Hasta el momento, eran pocos los que habían llorado, pero cuando los cuatro nadadores empujaron la barca lentamente mar adentro, un gran llanto de lamentación surgió de la muchedumbre reunida. Loren ya no pudo contener las lágrimas y no le preocupó quién pudiera verlas.
Avanzando firme y constantemente por el fuerte impulso de sus cuatro escoltas, el pequeño kayac se dirigió hacia el arrecife. El rápido anochecer de Thalassa estaba descendiendo cuando la barca rebasó las dos balizas luminosas que marcaban el camino hacia mar abierto.

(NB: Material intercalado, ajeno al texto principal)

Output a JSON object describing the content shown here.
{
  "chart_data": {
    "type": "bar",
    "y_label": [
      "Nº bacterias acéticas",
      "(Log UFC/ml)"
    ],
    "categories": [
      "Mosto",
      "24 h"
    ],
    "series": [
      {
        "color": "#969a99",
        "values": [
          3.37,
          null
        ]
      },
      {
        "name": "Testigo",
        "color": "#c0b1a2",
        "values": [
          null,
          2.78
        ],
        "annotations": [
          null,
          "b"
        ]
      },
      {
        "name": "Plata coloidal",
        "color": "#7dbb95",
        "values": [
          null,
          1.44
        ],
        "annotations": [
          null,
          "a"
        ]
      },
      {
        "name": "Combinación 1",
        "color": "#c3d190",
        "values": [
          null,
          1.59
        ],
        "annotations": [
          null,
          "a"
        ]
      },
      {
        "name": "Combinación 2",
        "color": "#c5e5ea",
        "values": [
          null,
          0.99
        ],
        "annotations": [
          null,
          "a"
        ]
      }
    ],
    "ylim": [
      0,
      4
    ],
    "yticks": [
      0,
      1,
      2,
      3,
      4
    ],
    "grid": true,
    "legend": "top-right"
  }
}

Desapareció tras ellas, y por un momento quedó oculta por la línea blanca de grandes olas que espumeaban perezosamente sobre el arrecife exterior.
El lamento cesó; todo el mundo esperaba. De repente, apareció un resplandor sobre el cielo oscurecido, y una columna de fuego surgió del mar. Ardió intensa y limpiamente, sin apenas producir humo; el tiempo que duró es algo que Loren nunca supo, porque en Tarna se había detenido el tiempo.
Luego, bruscamente, las llamas desaparecieron; la corona de fuego se hundió en el mar. Todo fue oscuridad; pero sólo por un momento.
VIII.CÁNTICOS DE LA LEJANA TIERRA
50. Escudo de hielo
El izado del último bloque de hielo debiera haber sido un acontecimiento feliz; ahora sólo era de sombría satisfacción. A treinta mil kilómetros sobre Thalassa se colocó en su sitio el último hexágono de hielo y el escudo quedó acabado.
Por primera vez en casi dos años, se activó el propulsor cuántico aunque a su potencia mínima. La Magallanes escapó de su órbita estacionaria, acelerando para comprobar el equilibrio y la integridad del iceberg artificial que tenía que transportar hasta las estrellas. No hubo ningún problema; se había hecho un buen trabajo. Aquello supuso un gran alivio para el capitán Bey, que nunca pudo olvidar que Owen Fletcher (ahora bajo una vigilancia razonablemente estricta en la Isla Norte) había sido uno de los principales arquitectos del escudo. Se preguntó qué habrían pensado Fletcher y los otros sabras exiliados al ver la ceremonia de dedicación.